Here are some of the stories I couldn’t get to last week:
Filmfalm. It’s not often that I find myself agreeing with Sara Okos with the Commonwealth Institute, but we see eye-to-eye on the subject of motion picture tax credits. The House of Delegates has passed a bill doubling the tax credit to up to $25 million over the biennial budget at a time when many other states are scaling back. Writes Okos in the Half Sheet:
The most rigorous studies show that motion picture tax credits aren’t effective generators of economic development. The jobs that they create are temporary and low-paying. In the movie biz, most highly paid, highly skilled workers are brought in from other regions, while low-skilled workers are the ones hired locally and take home only a fraction of the total wages associated with a project. Because the film industry is highly mobile, those jobs don’t last after a movie wraps.
House Republicans have lost their way. Seriously, how can they claim to be fiscal conservatives when they pull stunts like this? What’s going on? Are they hoping to pick up production of the Netflix political series “House of Cards,” which is threatening to pull up its sets and decamp to another state unless Maryland agrees to more tax credits? Yuck. If there’s a business dirtier than inside-Washington politics, it’s this one.
What’s happening in Charlottesville? Charlottesville appears in the list of 10 fastest-shrinking metropolitan economies in the United States, with a loss of 2.2% in gross metropolitan production, according to 24/7 Wall Street, the second straight year of decline. Yet unemployment remains at reasonably robust 4.6%. This makes no sense. I can’t think of anything that would account for such a shrinkage. Is this a statistical anomaly? Does anyone have an explanation?
Living the High Life in Tysons. We’ll soon find out how much market demand there is for living in Tysons. Developers have begun marketing new luxury high-rises being built as part of the mammoth make-over of the congested, car-centric business district into a walkable mixed-use community. One-room studios are being listed for between $3 and $4 per square foot — the same price as in the established Clarendon neighborhood of Arlington County, considerably more expensive than in Reston but cheaper than in Washington, D.C. The tricky part is this: Renters would be paying walkable-neighborhood prices… without the walkable neighborhoods. They might get a walkable city block, but it will take years for the rest of the walkable urban fabric to fill in around them. The Washington Post has the story here.

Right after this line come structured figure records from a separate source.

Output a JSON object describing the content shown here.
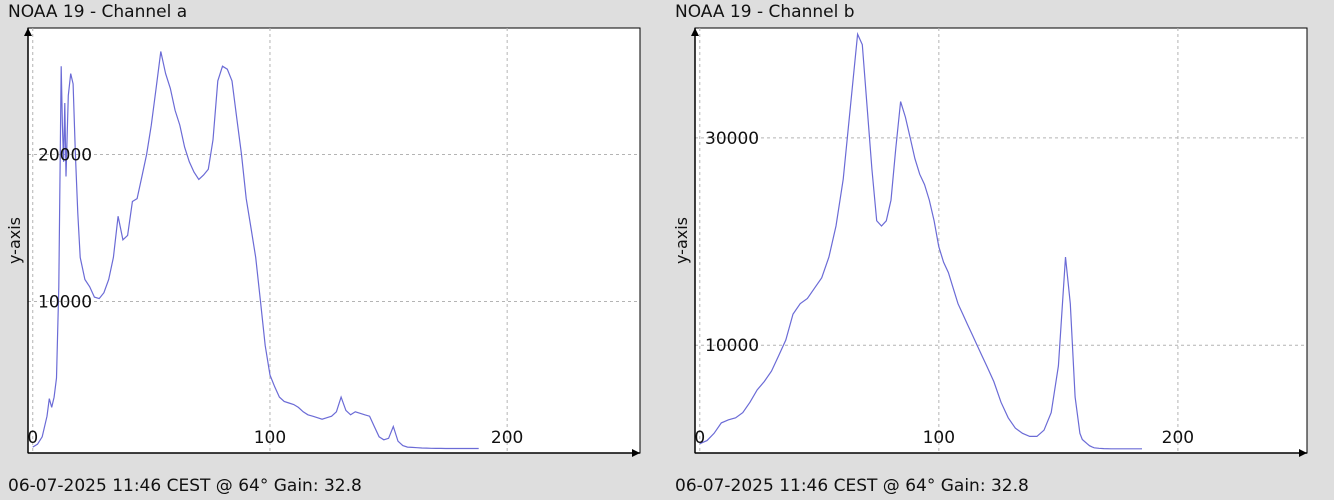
{
  "window": {
    "background_color": "#dedede",
    "plot_background_color": "#ffffff",
    "grid_color": "#b4b4b4",
    "line_color": "#6b6bd6",
    "axis_color": "#000000"
  },
  "chart_data": [
    {
      "type": "line",
      "title": "NOAA 19 - Channel a",
      "footer": "06-07-2025 11:46 CEST @ 64° Gain: 32.8",
      "xlabel": "",
      "ylabel": "y-axis",
      "xlim": [
        -2,
        256
      ],
      "ylim": [
        -300,
        28600
      ],
      "grid": true,
      "x_ticks": [
        0,
        100,
        200
      ],
      "x_tick_labels": [
        "0",
        "100",
        "200"
      ],
      "y_ticks": [
        10000,
        20000
      ],
      "y_tick_labels": [
        "10000",
        "20000"
      ],
      "series": [
        {
          "x": [
            0,
            2,
            4,
            6,
            7,
            8,
            9,
            10,
            11,
            12,
            12.5,
            13,
            13.5,
            14,
            15,
            16,
            17,
            18,
            19,
            20,
            22,
            24,
            26,
            28,
            30,
            32,
            34,
            36,
            38,
            40,
            42,
            44,
            46,
            48,
            50,
            52,
            54,
            56,
            58,
            60,
            62,
            64,
            66,
            68,
            70,
            72,
            74,
            76,
            78,
            80,
            82,
            84,
            86,
            88,
            90,
            92,
            94,
            96,
            98,
            100,
            102,
            104,
            106,
            108,
            110,
            112,
            114,
            116,
            118,
            120,
            122,
            124,
            126,
            128,
            130,
            132,
            134,
            136,
            138,
            140,
            142,
            144,
            146,
            148,
            150,
            152,
            154,
            156,
            158,
            160,
            162,
            164,
            166,
            168,
            170,
            172,
            174,
            176,
            178,
            180,
            182,
            184,
            186,
            188
          ],
          "values": [
            100,
            300,
            800,
            2200,
            3400,
            2800,
            3500,
            4800,
            11000,
            26000,
            22000,
            19500,
            23500,
            18500,
            24000,
            25500,
            24800,
            20000,
            16000,
            13000,
            11500,
            11000,
            10300,
            10200,
            10600,
            11500,
            13000,
            15800,
            14200,
            14500,
            16800,
            17000,
            18500,
            20000,
            22000,
            24500,
            27000,
            25500,
            24500,
            23000,
            22000,
            20500,
            19500,
            18800,
            18300,
            18600,
            19000,
            21000,
            25000,
            26000,
            25800,
            25000,
            22500,
            20000,
            17000,
            15000,
            13000,
            10000,
            7000,
            5000,
            4200,
            3500,
            3200,
            3100,
            3000,
            2800,
            2500,
            2300,
            2200,
            2100,
            2000,
            2100,
            2200,
            2500,
            3500,
            2600,
            2300,
            2500,
            2400,
            2300,
            2200,
            1500,
            800,
            600,
            700,
            1500,
            500,
            200,
            100,
            80,
            60,
            40,
            30,
            20,
            10,
            10,
            5,
            5,
            5,
            5,
            5,
            5,
            5,
            5
          ]
        }
      ]
    },
    {
      "type": "line",
      "title": "NOAA 19 - Channel b",
      "footer": "06-07-2025 11:46 CEST @ 64° Gain: 32.8",
      "xlabel": "",
      "ylabel": "y-axis",
      "xlim": [
        -2,
        254
      ],
      "ylim": [
        -400,
        40600
      ],
      "grid": true,
      "x_ticks": [
        0,
        100,
        200
      ],
      "x_tick_labels": [
        "0",
        "100",
        "200"
      ],
      "y_ticks": [
        10000,
        30000
      ],
      "y_tick_labels": [
        "10000",
        "30000"
      ],
      "series": [
        {
          "x": [
            0,
            3,
            6,
            9,
            12,
            15,
            18,
            21,
            24,
            27,
            30,
            33,
            36,
            39,
            42,
            45,
            48,
            51,
            54,
            57,
            60,
            63,
            66,
            68,
            70,
            72,
            74,
            76,
            78,
            80,
            82,
            84,
            86,
            88,
            90,
            92,
            94,
            96,
            98,
            100,
            102,
            104,
            106,
            108,
            110,
            112,
            114,
            116,
            118,
            120,
            123,
            126,
            129,
            132,
            135,
            138,
            141,
            144,
            147,
            150,
            153,
            155,
            157,
            159,
            160,
            162,
            163,
            164,
            165,
            167,
            169,
            172,
            175,
            178,
            181,
            185
          ],
          "values": [
            500,
            800,
            1500,
            2500,
            2800,
            3000,
            3500,
            4500,
            5700,
            6500,
            7500,
            9000,
            10500,
            13000,
            14000,
            14500,
            15500,
            16500,
            18500,
            21500,
            26000,
            33000,
            40000,
            39000,
            33000,
            27000,
            22000,
            21500,
            22000,
            24000,
            29000,
            33500,
            32000,
            30000,
            28000,
            26500,
            25500,
            24000,
            22000,
            19500,
            18000,
            17000,
            15500,
            14000,
            13000,
            12000,
            11000,
            10000,
            9000,
            8000,
            6500,
            4500,
            3000,
            2000,
            1500,
            1200,
            1200,
            1800,
            3500,
            8000,
            18500,
            14000,
            5000,
            1500,
            900,
            500,
            300,
            200,
            100,
            50,
            20,
            5,
            5,
            5,
            5,
            5
          ]
        }
      ]
    }
  ]
}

Preserving gravel roads. Here’s an interesting turn-around. Typically, Virginians living on dirt and gravel roads have begged and pleaded with the Virginia Department of Transportation to pave them. Now comes a bill, HB 416, that would require VDOT to keep 300 miles of unpaved road in western Loudoun County as they are rather than paving, straightening or widening them. It appears that the residents of rural Loudoun like their windy dirt roads, some of which pre-date the Civil War, and want to keep them that way. Greater Greater Washington has the story here.